Le cadre et l’ingénierie sont en place. Restent l’accompagnement économique et la prise en main locale.
# Les premiers effets économiques
La politique de décentralisation des services publics, comme ceux du ministère des Affaires étrangères, s’accompagne d’une vague de création, d’implantation ou de développement d’activités comme la SERCEL en 1965, la Compagnie Industrielle de l’Ouest (CPIO) filiale de la régie Renault ou les usines LMT en 1971.
L’économie nantaise se diversifie et se développe sur de nouvelles zones économiques comme Carquefou ou Nantes-est.
# Nantes et Saint-Nazaire
Ces deux villes concurrentes, parfois hostiles l’une vis à vis de l’autre, Nantes « la bourgeoise » et Saint-Nazaire « l’ouvrière », vont voir leurs destins s’unir. En 1989, Jean-Marc Ayrault et Joël Batteux présentent un projet politique commun pour le développement de l’estuaire, qui mènera au schéma de cohérence territoriale et à l’actuel pôle métropolitain institutionnel.
# Les chantiers navals
Le lent déclin des chantiers navals et le dernier bateau lancé à Nantes en 1987, auquel succèdent les paquebots-villes construits aujourd’hui à Saint-Nazaire, illustrent la mutation industrielle de Nantes, la mondialisation de l’économie d’aujourd’hui et les concentrations qu’elle entraîne.

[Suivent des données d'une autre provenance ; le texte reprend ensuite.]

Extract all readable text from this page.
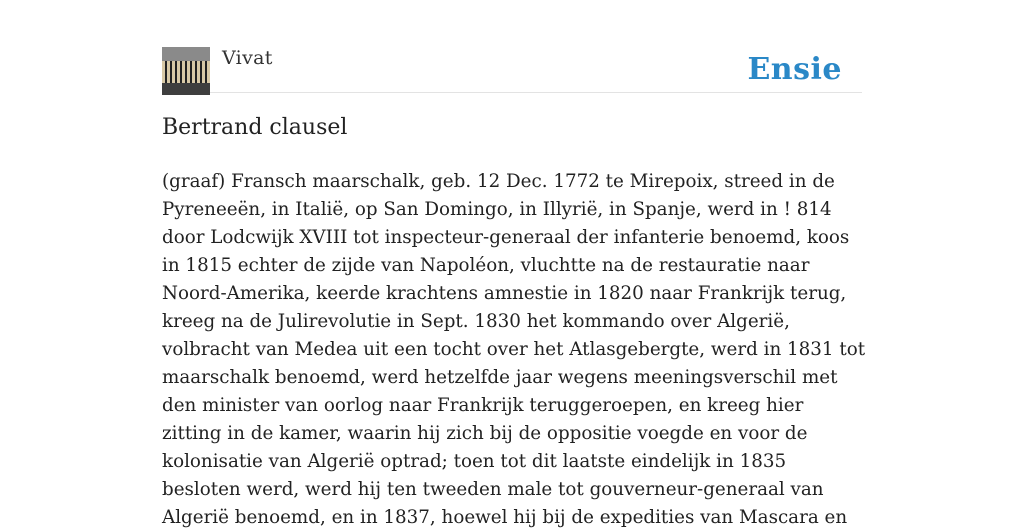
Vivat	Ensie
Bertrand clausel

(graaf) Fransch maarschalk, geb. 12 Dec. 1772 te Mirepoix, streed in de Pyreneeën, in Italië, op San Domingo, in Illyrië, in Spanje, werd in ! 814 door Lodcwijk XVIII tot inspecteur-generaal der infanterie benoemd, koos in 1815 echter de zijde van Napoléon, vluchtte na de restauratie naar Noord-Amerika, keerde krachtens amnestie in 1820 naar Frankrijk terug, kreeg na de Julirevolutie in Sept. 1830 het kommando over Algerië, volbracht van Medea uit een tocht over het Atlasgebergte, werd in 1831 tot maarschalk benoemd, werd hetzelfde jaar wegens meeningsverschil met den minister van oorlog naar Frankrijk teruggeroepen, en kreeg hier zitting in de kamer, waarin hij zich bij de oppositie voegde en voor de kolonisatie van Algerië optrad; toen tot dit laatste eindelijk in 1835 besloten werd, werd hij ten tweeden male tot gouverneur-generaal van Algerië benoemd, en in 1837, hoewel hij bij de expedities van Mascara en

Les grandes grèves de 1955-1956, d’une ampleur jusqu’alors inconnue, montrent l’impact profond sur les ouvriers du territoire de la désindustrialisation et des modes de production.
# Le port
Les négociants portuaires de Nantes ont lutté contre Saint-Nazaire considérée comme « étatique » en voulant développer un avant-port à Paimboeuf et en creusant le canal de la Martinière.
La création du Port-Atlantique Nantes Saint-Nazaire en 1966 regroupe les sites de Donges, Saint Nazaire et Nantes. Celui-ci va permettre une stratégie commune et peser, avec l’appui d’Olivier Guichard et du préfet Camous, pour diversifier les trafics, développer les projets de raffinerie et de centrale à Cordemais dont la mise en service aura lieu en 1970.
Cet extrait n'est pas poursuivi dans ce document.